IWW Members' Publishing Successes



David Russell

Thumbprint News, a Michigan regional, published my article, “After School Special: Serving Robotics,” in the November issue. The issue is in PDF form.

Joanna M. Weston

Two poems from my book, A Summer Father, are up at 7Beats, Here and Now with stunning photos by Thomas Costales: “To Obliterate,” and “The House Martin.” Scroll way down.

Jody Ewing

1. I received a letter from Chris Mudge, Executive Director of the Iowa Newspaper Association (INA), notifying me the INA has named me a "Friend of Iowa Newspapers" for partnering with the INA on its year-long project, “Gone Cold: Exploring Iowa's Unsolved Murders.”

2. On Oct. 27, I did a Skype interview with Karen Lajon, international grand reporter from the La Journal du Dimanche Paris newspaper. Karen, considered one of the top five worldwide correspondents, was just beginning a new five-part series.
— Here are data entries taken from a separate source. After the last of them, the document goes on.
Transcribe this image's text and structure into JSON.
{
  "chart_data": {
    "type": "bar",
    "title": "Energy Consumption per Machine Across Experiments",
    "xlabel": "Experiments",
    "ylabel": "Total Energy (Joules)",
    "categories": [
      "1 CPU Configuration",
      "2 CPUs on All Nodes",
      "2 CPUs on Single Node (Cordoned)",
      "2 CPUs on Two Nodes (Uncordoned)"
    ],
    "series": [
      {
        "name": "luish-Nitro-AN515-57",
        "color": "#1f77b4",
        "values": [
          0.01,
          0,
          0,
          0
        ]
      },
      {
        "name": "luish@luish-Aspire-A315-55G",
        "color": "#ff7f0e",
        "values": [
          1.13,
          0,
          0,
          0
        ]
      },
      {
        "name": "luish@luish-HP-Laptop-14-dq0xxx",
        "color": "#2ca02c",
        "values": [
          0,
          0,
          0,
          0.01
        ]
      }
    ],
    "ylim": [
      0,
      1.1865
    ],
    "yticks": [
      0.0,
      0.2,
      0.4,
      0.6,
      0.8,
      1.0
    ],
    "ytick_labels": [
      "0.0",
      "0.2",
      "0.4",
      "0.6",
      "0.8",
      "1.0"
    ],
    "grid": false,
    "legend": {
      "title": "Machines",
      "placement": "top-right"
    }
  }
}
The series features five separate women from all around the globe who'd been the first to make a foray into a "strange and/or unconventional career field," and prove to be not only successful but make a significant impact on lives and the world around them. Again, I felt honored to represent US women and the changes we are capable of making. The story is here (in French, of course).

3. Two Iowa attorneys (both former county attorneys who now work in private law practices) were fueled by the work I've done with Iowa Cold Cases and the "Gone Cold" series, and have partnered up to work with ICC to pursue criminal indictments on specific cases, and both will be working pro bono. They'll be meeting with me soon to go through some of the case files I've put together.

Lynne Hinkey

My latest book review of "Between Lions and Lambs" is up at Underground Book Reviews. It's a rather scathing review (2.5 stars). I thought I'd feel worse giving it, but I don't. Instead, I feel a bit of resentment toward the author for my wasted time reading something that had clearly never seen an editor. Particularly sad given the writer's bio... he has an MA in Creative Writing, and has apparently won some writing awards.

UBR provides good guidelines for reviewers--and lets authors know when they offer their book up for review and it's selected, they will get an honest review. That means they have to be prepared to receive fewer than 5-stars, something that seems to worry authors on Amazon where everyone thinks because they published a book it deserves 5-stars. This author could have clearly benefited more from some time on IWW than he did from his time in the CSU-Sacramento creative writing program!